While I currently use vscode, does this work for other editors such as zed and helix? (I'm considering to switch to one of those to get away from the constant Copilot pushing in vscode these days.)
My point is that there are a lot of different editors that LSPs need to work with nowdays.
Is disabling all the copilot stuff and uninstalling the copilot extension sufficient? There’s a “Disable AI Features” setting.
(Copilot stuff getting in my way was driving me mad, almost pushed me away from VS Code, until I figured out how to disable it. Hopefully they don’t try to push it harder by making it impossible to disable… I’d hope that someone involved realizes that that’d be a dumb decision.)
I actually like the smarter tab completion, it is all the other stuff like agent mode I dislike. You can disable it, until an upgrade adds some new variant you then need to disable separately.
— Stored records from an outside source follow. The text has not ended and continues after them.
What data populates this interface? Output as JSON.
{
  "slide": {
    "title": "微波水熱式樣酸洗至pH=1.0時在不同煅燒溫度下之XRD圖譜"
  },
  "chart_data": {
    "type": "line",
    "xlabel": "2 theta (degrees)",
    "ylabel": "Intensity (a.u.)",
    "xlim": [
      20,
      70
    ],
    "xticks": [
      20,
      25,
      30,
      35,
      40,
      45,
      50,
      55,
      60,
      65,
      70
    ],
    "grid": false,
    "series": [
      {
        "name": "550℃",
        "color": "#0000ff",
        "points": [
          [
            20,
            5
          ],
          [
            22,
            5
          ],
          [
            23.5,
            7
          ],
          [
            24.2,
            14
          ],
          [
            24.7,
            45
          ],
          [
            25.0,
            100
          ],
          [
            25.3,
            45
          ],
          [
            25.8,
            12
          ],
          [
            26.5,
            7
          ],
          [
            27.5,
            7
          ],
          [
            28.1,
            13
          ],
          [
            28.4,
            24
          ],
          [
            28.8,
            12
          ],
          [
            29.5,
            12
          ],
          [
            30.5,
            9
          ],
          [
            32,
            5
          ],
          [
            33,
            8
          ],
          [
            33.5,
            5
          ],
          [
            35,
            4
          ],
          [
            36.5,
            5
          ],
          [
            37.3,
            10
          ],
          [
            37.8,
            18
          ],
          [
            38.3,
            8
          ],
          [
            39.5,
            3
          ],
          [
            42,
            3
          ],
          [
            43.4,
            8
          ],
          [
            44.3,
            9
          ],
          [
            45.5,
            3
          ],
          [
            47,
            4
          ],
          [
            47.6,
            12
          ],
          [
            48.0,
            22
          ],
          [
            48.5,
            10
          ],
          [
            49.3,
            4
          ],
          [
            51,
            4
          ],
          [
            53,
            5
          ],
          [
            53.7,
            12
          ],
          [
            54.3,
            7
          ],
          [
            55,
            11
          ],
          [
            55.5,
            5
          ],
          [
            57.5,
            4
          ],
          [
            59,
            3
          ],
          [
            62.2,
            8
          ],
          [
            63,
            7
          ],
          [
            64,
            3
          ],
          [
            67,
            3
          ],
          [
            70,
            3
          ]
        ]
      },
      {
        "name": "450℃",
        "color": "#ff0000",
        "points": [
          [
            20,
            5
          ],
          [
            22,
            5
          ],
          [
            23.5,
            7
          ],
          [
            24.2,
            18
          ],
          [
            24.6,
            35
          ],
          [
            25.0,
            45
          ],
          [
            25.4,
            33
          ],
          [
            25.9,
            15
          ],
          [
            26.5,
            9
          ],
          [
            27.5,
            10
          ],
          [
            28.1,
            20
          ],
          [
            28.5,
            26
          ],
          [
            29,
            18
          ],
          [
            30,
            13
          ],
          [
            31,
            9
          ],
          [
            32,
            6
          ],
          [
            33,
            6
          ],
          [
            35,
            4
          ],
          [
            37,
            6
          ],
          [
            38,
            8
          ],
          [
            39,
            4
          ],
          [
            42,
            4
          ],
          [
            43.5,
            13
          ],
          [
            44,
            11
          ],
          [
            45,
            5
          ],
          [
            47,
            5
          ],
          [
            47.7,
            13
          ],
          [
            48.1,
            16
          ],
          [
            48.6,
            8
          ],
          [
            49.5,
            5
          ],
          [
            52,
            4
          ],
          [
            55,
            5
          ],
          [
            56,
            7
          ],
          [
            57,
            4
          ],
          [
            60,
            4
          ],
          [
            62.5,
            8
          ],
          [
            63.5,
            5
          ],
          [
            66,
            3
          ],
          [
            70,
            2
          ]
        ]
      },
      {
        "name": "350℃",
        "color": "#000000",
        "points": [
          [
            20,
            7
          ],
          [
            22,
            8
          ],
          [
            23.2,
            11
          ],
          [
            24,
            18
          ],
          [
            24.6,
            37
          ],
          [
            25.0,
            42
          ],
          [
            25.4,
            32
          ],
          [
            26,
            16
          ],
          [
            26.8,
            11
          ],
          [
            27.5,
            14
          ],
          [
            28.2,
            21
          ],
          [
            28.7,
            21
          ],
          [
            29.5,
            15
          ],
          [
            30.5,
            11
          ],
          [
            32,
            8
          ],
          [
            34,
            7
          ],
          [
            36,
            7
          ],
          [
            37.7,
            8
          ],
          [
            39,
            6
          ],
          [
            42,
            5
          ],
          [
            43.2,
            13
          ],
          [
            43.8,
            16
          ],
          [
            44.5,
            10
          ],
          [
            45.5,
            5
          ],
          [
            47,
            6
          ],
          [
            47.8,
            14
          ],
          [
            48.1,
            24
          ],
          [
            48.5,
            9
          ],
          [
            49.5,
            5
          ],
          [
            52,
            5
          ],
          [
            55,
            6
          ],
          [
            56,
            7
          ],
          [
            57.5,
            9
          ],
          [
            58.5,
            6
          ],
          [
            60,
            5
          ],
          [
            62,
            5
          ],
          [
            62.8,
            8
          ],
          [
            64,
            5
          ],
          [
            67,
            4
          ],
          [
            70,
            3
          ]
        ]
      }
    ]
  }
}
Additionally they broke font rendering in recent versions, (zed is also very broken still as well unfortunately), so I'm looking at migrating to something that properly handles bitmap fonts. Helix in a sensible terminal is one possibility, I'm not sure yet.
It does not for me, I use either full hinting with grey scale AA or even bitmap fonts with no AA. Any text that is even slightly blurry causes me headaches within tens of minutes. And the colour bleed from subpixel AA is even worse.